Foreclosures Affecting Rental Market In Many Ways
The escalating rate of home foreclosures is turning more homeowners into renters, but it’s also turning more renters out of their homes. One aspect of the foreclosures crisis addressed recently by USA Today is renter eviction because the landlord defaulted on the home loan. Many of these unfortunate renters recently went through the foreclosure process themselves, so this is doubly traumatic.
Rental units are at an all-time premium now, because demand is high and so are rental rates. So one can imagine how immensely difficult it must be to have the hard-won rental property yanked out from under foot.

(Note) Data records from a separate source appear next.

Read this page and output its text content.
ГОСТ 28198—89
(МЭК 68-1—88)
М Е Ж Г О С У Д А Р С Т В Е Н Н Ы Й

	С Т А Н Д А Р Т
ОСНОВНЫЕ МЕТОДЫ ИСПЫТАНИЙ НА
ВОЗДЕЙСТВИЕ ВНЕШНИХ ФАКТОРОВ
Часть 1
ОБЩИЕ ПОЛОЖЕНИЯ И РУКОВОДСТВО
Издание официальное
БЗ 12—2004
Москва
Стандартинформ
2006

About 18 percent of foreclosures started in 2007 involved “non-owner-occupied homes,” USA Today reports, citing a Mortgage Bankers Association study.
Maryland Real Estate Blog points out that renters who have signed a lease-purchase agreement with higher deposits are in an even worse position than the typical renter.

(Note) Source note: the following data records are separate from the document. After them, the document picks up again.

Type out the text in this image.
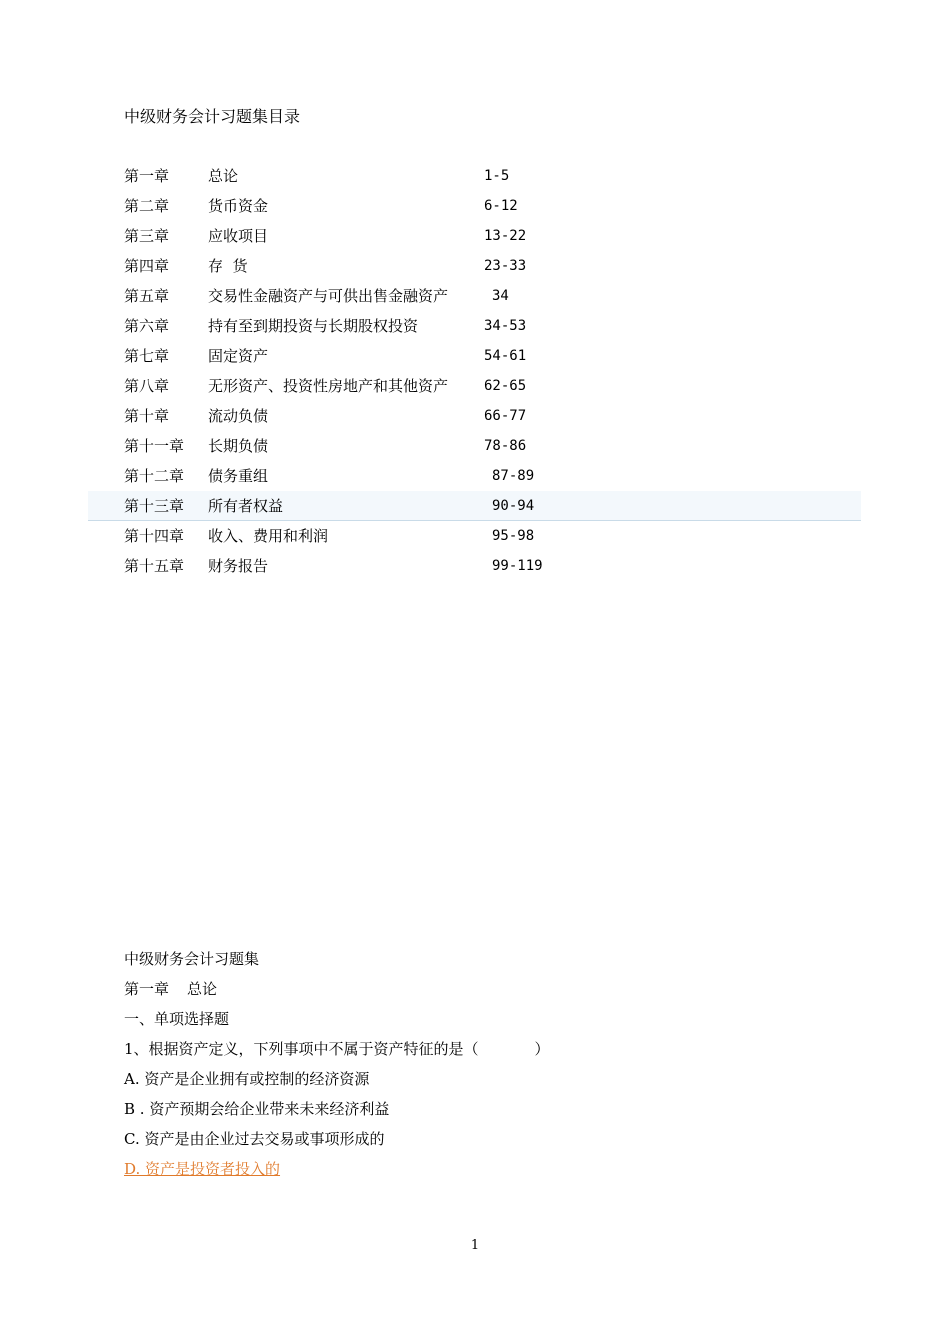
中级财务会计习题集目录
第一章	总论	1-5
第二章	货币资金	6-12
第三章	应收项目	13-22
第四章	存  货	23-33
第五章	交易性金融资产与可供出售金融资产	34
第六章	持有至到期投资与长期股权投资	34-53
第七章	固定资产	54-61
第八章	无形资产、投资性房地产和其他资产	62-65
第十章	流动负债	66-77
第十一章 长期负债	78-86
第十二章 债务重组	87-89
第十三章 所有者权益	90-94
第十四章 收入、费用和利润	95-98
第十五章 财务报告	99-119
中级财务会计习题集
第一章 总论
一、单项选择题
1、根据资产定义，下列事项中不属于资产特征的是（	）
A. 资产是企业拥有或控制的经济资源
B . 资产预期会给企业带来未来经济利益
C. 资产是由企业过去交易或事项形成的
D. 资产是投资者投入的
1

“They are in the unenviable position ‘between a rock and a hard place’ — with a lease in place that requires them to stay and continue making payments to the landlord; unable to move to another property without losing their substantial security deposits.”
Although renters obviously aren’t accustomed to doing background checks on the landlord, some limited form of that may be a necessary thing nowadays. Checking whether the loan on the rental property is in default can save a lot of trouble and heartache down the road.